La primera: Nadal derrotó al británico Andy Murray por 6-4, 7-5 y 6-4. Mañana Nadal luchará por igualar al sueco Bjorn Borg, dueño del récord de seis títulos ganados en Roland Garros. Mientras tanto el tenis británico sigue mirando al US Open de Fred Perry en 1936 como el último campeón suyo en un grande.

La segunda: Federer se impuso por 7-6 (7-5), 6-3, 3-6 y 7-6 (7-5) al serbio Novak Djokovic; un triunfo de amplias repercusiones. Por un lado, impidió que el serbio (llegó a 43) se acercara más a quebrar la serie de éxitos consecutivos de Guillermo Vilas, dueño de 46 triunfos al hilo. Por el otro, le devolvió a Nadal la capacidad de mantener el número uno del mundo. "¿No es su cumpleaños?", dijo Federer en referencia al español "Quizás haya sido un buen regalo para él que yo le haya ganado a Novak, que lo derrotó en las últimas cuatro finales", sostuvo el suizo.

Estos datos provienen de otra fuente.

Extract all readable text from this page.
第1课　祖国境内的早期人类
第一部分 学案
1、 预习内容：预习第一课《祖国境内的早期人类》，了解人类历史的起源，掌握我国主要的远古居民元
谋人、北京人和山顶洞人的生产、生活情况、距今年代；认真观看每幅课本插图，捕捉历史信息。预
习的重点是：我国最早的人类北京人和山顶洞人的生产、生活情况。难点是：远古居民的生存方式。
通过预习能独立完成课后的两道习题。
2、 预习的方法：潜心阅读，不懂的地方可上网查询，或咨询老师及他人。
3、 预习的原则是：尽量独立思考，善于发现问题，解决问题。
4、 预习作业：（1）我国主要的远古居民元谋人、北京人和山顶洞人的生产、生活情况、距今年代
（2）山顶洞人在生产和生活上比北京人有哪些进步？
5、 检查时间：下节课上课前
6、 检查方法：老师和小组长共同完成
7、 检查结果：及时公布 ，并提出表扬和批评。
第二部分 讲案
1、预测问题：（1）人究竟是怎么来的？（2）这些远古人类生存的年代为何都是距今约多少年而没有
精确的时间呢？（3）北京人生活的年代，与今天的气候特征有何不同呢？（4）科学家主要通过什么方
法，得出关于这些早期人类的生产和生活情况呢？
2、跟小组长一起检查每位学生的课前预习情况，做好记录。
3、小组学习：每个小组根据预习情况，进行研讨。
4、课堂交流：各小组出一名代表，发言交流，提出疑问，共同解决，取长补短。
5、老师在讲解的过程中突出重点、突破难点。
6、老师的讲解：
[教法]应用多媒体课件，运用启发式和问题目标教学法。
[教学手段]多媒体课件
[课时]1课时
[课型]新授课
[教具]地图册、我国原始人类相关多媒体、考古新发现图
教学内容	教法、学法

Más aún: la de Roland Garros es la primera final de Grand Slam que ve enfrentarse al español y al suizo desde que Nadal ganara la de Australia en cinco dramáticos sets en enero de 2009.

Federer festejó el triunfo como pocas veces, y en el estadio sonó un "Roger, Roger" que hizo palpitar la final. Y, por una vez, el gran protagonista en París no se llamaba Nadal.